Sunday, November 23, 2008
Friday, November 21, 2008
Monday, November 17, 2008
I was pleasantly surprised when I first saw the cardinals visiting the bark butter, mostly because they often find it difficult to cling to the side of a tree trunk and I thought they preferred to eat seed.
A lot of you have been asking whether the squirrels are eating the bark butter. So far, since late August, my birdcam hasn't recorded a single visit from a squirrel!!! I guess my squirrels prefer to eat the sunflowers and peanuts that get dropped below my feeders.
Sunday, November 16, 2008
Tuesday, November 11, 2008
So many wonderful new birds to see in Texas’ LRGV. We saw 24 NEW to us, and over 100 total in six days.
Sunday, November 9, 2008
We have a pair of White-breasted Nuthatches that nest in our yard and they had at least 3 youngsters this year. They visit almost all of our feeders espeically ones that have some peanuts in them. I had to wait almost a month before they started visiting the bark butter on a regular basis but now that it is getting colder they seem to be visiting it more often. It is almost a month since I started my project collecting data on the birds visiting the Bark Butter. I have been monitoring activity using my Wingscapes Birdcam and will post the results soon.
Monday, November 3, 2008
I am very excited that the Buff-bellied Hummingbird that first appeared in my yard, Oct. 27, was banded, shortly after daylight, on Halloween. The day before, Fred Bassett with the Hummer Bird Study Group, arrived from Montgomery, Alabama, assisted by Fred Dietrich of Tallahassee to try to band it. This hummingbird, is not common to our area. It generally resides year round in Mexico and is common in southeast Texas in the lower Rio Grande Valley but some of them migrate along the Gulf coast. This is only the third Buff-bellied hummingbird to ever be banded in Tallahassee and Fred recalls two others being reported, that were not banded. On Oct. 30, at 4pm, they set up two traps, one on my front porch and one in the back yard. While fred and I were standing on the front porch, setting up, the hummer approached, paused and hovered a moment. We both froze and the hummer blasted off. Fred finished setting up and we moved out into the yard, Fred holding the trap door open with fishing line. Ten-twenty minutes later, the hummer reappeared and buzzed all around the trap, but did not fly in. He then went back to the Crape Myrtle tree that is next to the front porch feeder. He perched there and was very vocal, probably cussing us out, and thinking about what his next move would be. He did this another couple of times, then blasted off over the roof of the house. Fred yelled to the other Fred in the back, "COMING YOUR WAY" Fred D. saw the bird go to one of my hummer plants and then flew off, again, without giving that feeder a glance. We waited...and waited until almost dark, but the hummer did not return again. He obviously was finding some other nectar sources, close by. (The majority of my hummer plants were killed by our cold weather that week) Fred was not ready to give up, and they returned the next morning, before daylight and set up one trap in the front. (We took down the feeder in the back, so it would not be availabe) This time, he ran the fishline that holds open the trap door under my front door and we sat in the dark at my dinning room table, watching for the bird. It appeared within twenty minutes and did the same thing as the day before, almost as if it was giving us the finger, (or claw) and laughing in our face. But it was hungry and needing it's morning fix and finally flew in. Whew!! I got a Halloween treat that I will never forget This hummingbird is the largest hummingbird that we see in the east.

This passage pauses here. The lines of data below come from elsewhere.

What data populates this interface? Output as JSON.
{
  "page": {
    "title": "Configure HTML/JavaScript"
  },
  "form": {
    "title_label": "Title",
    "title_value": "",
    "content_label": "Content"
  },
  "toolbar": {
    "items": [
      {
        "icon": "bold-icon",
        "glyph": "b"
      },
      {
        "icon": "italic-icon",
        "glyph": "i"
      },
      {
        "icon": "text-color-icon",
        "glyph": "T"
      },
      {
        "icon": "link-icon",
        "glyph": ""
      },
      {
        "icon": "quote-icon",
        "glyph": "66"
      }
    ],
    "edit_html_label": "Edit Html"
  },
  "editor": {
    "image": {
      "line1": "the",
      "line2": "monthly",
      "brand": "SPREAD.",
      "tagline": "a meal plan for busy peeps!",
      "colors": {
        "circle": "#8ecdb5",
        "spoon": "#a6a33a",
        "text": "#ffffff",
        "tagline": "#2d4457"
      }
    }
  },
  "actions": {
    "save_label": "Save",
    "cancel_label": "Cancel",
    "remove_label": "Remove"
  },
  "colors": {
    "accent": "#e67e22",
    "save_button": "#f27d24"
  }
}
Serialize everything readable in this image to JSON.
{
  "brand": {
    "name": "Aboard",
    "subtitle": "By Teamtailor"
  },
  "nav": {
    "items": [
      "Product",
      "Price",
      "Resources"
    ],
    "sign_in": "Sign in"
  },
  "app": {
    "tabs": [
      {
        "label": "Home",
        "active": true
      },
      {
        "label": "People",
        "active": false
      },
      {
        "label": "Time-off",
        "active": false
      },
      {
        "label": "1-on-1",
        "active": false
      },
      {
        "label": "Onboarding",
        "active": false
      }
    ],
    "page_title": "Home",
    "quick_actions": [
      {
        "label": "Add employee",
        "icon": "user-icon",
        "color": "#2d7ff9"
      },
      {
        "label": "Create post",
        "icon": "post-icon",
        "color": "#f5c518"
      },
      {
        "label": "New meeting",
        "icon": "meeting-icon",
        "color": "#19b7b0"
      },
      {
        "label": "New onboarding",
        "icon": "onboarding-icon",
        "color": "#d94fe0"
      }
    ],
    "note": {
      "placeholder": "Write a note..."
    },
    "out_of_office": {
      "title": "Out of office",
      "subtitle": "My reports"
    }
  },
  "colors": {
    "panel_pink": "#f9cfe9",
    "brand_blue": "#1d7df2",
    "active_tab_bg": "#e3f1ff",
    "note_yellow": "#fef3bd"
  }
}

The first time, I saw it, I noticed it was a good bit larger than our Ruby-throated and when it flew in to the feeder, it's wings beating, gave it a much heavier sound. Fred determined it was a first year hatchling and was fairly certain it was a male. He says "The bird knows", and that's all that matters.
I did not see the hummer again that day...or the next day and was beginning to think that Fred really ruffled his tailfeathers, but this morning (Sun. Nov.2) he appeared again and I saw him off and on, all day. He is skittish and certainly does not like to pose for my camera. With any luck he will stick around for a while?? Time will tell. At any rate, I will be keeping my fingers crossed that he will return next winter.
(The picture of me holding the hummer was taken by Fred Dietrich and I took the others)
Sunday, November 2, 2008
So far only the male Red-bellied visits the bark butter, the female still prefers going to the Eliminator to grab a peanut or going to the suet cage for some no melt hot pepper dough. Interestingly it was the male who first went to the hot pepper suet dough and I didn't see the female eating that for several weeks later so I expect she will eventually try bark butter.